奥から三番目が錦之助の楽屋である。入り口には、『夕月船頭』の衣裳を真似たものらしい、白いちりめん地に藍で蓬莱屋の紋が染め抜いてあるのれんがかかっている。
「聡子です、入ります」
「お邪魔します…」
ぞうりを脱いで上がった楽屋の中は、贈り物の胡蝶蘭がところ狭しと飾られ、座布団や湯のみが畳の上に置きっぱなしになっていた。錦之助は鏡台の前で両肌を脱ぎ、化粧を落しているところだった。
「散らかってて悪いね。さっきまめ蝶さんたちが来たもんだから…聡子、そこらへん適当に片付けて」
「はーい」
錦之助は鏡の中から隠岐に微笑みかけた。
「おもしろかった?」
「へえ、おおきに。あんなええ席で観させてもろて…」
「もっといい芝居だと良かったんだけど、今月はろくな役者来てないから、眠かっただろ」
「そないなことあらしまへん。錦四郎はん、ほんきれいどしたえ」
「ああ、そう」
父親をほめられたのにも関わらず、錦之助はそっけない返事を返した。役者の世界はたとえ親子でもライバル意識を持つものなのか、と隠岐は思い、すぐさま言い足した。
「そいけどうちは、踊りのほうが好きどす。『夕月船頭』、ほんますてきでした。『汐汲』も」
「『汐汲』か。あれは隠岐君が演ったほうがいいな」
「またお兄さんはおだて上手やわ」
「本音だよ。いくら歌舞伎が芸の世界でも、七十すぎのじいさんの『汐汲』なんて、見せられてるお客さんが気の毒だ。あ、そうだ。いつか親御さんの都合のいい日を聞いておいてくれる?これホテルの電話番号だから」
錦之助に手渡されたのはマッチ箱だった。
「午前中やったらいつでも家にいます。うちは置屋どすさかい」
「そう。じゃ明日うかがってもいいかな」
「…お兄さん、本気どすのやね」
錦之助が隠岐の方に向きなおった。まだ白粉の跡が残る素顔は、さっきまで演じていた船頭の余韻をとどめて、ぞくりとするほどの男の色気を匂わせている。隠岐は、女なら一撃必殺であろうその視線が自分ひとりにまっすぐ向けられているのが気恥かしかったが、錦之助の顔から目をそらさなかった。
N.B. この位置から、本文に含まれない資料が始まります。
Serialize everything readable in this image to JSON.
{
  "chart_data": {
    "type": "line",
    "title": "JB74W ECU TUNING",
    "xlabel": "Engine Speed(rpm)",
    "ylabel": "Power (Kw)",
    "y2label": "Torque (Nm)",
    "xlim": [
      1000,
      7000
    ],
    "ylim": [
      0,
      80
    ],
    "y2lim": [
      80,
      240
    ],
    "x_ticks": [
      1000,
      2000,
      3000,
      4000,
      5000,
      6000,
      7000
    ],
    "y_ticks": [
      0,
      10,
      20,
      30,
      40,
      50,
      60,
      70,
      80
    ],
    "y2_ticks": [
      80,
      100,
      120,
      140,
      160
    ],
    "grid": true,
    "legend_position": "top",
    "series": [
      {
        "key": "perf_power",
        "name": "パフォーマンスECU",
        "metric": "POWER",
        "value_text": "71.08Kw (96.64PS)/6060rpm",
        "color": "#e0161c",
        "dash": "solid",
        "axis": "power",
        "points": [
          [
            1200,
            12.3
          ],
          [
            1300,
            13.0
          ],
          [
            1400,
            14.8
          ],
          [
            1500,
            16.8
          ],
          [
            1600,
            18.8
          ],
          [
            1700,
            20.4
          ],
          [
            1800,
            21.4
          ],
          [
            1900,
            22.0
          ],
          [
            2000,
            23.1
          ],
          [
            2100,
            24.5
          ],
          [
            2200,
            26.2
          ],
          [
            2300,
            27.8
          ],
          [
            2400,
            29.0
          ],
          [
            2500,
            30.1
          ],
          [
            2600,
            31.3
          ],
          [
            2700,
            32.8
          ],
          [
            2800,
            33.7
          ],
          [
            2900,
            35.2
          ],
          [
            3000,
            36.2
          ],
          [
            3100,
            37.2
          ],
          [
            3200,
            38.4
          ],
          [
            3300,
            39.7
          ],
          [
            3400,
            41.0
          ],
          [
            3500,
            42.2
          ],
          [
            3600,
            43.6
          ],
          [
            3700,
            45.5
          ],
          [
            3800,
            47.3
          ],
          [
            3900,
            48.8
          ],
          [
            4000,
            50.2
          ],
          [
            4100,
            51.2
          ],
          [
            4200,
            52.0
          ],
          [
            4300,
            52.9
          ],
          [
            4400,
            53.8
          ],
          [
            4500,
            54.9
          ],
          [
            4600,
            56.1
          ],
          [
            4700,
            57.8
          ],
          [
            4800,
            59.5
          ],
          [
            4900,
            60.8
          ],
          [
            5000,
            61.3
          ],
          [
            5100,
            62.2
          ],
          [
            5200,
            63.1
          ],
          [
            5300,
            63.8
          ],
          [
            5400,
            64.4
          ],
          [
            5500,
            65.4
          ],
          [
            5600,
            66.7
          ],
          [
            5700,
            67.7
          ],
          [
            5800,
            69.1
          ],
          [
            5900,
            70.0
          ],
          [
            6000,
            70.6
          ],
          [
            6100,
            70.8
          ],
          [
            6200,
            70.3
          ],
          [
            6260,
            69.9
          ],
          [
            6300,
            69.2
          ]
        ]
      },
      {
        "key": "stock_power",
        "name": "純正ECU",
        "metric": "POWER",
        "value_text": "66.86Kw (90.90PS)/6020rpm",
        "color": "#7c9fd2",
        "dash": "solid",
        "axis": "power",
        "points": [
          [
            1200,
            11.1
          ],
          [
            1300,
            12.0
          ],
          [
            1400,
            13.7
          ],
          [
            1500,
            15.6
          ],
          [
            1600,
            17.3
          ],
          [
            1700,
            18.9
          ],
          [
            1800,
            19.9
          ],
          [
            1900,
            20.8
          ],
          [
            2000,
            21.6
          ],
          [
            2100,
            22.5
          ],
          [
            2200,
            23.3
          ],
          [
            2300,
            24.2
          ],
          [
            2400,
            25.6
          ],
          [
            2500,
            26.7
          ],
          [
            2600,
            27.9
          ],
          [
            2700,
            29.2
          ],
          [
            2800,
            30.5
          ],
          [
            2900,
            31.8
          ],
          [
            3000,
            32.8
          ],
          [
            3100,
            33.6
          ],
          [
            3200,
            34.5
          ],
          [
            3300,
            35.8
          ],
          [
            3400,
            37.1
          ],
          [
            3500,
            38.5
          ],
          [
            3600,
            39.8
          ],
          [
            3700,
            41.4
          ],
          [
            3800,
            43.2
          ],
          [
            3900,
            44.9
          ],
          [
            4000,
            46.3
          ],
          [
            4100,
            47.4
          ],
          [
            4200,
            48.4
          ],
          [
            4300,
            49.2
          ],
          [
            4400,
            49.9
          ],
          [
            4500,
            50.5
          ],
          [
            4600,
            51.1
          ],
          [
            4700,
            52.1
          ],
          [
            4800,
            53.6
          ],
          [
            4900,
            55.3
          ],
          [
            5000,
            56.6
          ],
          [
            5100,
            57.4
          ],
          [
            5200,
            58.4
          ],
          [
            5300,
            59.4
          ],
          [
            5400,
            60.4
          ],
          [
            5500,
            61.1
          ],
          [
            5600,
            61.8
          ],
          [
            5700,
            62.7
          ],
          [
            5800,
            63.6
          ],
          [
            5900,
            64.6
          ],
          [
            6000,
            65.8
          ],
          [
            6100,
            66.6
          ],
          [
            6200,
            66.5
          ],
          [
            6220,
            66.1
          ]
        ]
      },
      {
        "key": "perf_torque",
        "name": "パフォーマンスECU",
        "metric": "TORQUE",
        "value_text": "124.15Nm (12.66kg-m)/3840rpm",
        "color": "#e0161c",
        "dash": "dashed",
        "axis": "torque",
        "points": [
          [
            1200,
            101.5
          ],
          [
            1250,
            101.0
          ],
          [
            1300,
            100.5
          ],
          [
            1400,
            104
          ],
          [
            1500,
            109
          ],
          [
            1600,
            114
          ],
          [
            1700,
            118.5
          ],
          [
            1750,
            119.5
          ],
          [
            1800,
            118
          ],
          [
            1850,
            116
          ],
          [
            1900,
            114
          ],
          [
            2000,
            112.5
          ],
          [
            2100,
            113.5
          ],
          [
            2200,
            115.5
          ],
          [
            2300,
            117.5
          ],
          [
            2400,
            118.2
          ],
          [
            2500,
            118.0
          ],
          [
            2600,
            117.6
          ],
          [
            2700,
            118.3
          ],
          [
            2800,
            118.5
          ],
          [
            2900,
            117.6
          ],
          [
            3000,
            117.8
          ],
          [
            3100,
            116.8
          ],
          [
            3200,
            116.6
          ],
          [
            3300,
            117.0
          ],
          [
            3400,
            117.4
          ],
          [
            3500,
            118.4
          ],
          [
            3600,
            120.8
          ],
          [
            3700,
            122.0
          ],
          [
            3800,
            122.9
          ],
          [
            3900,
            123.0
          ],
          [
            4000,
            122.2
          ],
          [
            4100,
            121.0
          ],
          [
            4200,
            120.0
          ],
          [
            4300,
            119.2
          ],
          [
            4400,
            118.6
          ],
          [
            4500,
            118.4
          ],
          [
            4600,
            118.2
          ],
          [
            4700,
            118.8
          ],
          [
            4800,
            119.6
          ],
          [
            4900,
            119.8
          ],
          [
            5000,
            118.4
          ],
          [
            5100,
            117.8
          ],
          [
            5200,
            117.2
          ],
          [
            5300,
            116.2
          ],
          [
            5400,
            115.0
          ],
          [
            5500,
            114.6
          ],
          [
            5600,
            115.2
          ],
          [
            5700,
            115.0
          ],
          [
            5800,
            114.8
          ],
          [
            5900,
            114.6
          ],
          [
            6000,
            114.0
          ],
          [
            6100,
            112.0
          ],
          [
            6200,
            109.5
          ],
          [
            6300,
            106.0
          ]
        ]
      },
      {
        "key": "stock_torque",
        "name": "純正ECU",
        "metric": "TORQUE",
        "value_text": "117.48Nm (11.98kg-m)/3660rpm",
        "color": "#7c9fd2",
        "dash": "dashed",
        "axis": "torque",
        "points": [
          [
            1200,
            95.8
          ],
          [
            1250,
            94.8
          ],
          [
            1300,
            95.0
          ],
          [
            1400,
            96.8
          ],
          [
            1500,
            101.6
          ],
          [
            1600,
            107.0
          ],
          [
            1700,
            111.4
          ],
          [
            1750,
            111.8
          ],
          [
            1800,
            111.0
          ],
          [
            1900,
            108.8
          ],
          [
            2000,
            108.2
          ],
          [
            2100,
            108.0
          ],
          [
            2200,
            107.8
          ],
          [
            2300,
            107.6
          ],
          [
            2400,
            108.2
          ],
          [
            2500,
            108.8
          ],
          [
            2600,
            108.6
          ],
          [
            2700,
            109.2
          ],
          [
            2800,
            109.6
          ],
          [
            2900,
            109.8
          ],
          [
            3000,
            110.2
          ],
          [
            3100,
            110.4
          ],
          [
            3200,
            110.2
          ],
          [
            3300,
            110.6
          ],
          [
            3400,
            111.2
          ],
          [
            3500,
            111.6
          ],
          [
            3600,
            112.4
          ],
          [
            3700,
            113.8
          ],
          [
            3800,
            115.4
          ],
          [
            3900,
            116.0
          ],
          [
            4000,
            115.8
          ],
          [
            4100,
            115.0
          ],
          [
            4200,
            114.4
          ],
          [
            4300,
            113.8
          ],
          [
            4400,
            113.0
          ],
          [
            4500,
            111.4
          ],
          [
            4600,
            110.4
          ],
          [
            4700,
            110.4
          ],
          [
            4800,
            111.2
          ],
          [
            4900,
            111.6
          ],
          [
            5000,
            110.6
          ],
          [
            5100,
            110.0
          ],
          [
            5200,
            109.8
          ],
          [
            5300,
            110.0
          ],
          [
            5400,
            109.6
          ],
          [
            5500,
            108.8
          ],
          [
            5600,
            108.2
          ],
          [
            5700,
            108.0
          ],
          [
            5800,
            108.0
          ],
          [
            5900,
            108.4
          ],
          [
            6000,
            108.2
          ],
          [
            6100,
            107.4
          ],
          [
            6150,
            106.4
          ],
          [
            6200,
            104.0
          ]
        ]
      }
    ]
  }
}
「本気だよ。…実は、きみを部屋子にってことは一世一代の決心なんだ。弟子をとるのは初めてだけど、ひとりの人間の人生を預かる覚悟はできてる。嫌だと言っても一生面倒を見るつもりだ」
錦之助の言葉は淡々としていたが、心は十分に伝わった。隠岐は自然と両手をついた。もう意地を張る気は失せていた。天下の松嶋錦之助がこれだけの誠意を見せているのだから、こちらも真心で応えなければならない。
「末永う…よろしゅうお願いいたします」
こうして、中川隠岐は、松嶋錦之助の部屋子になったのである。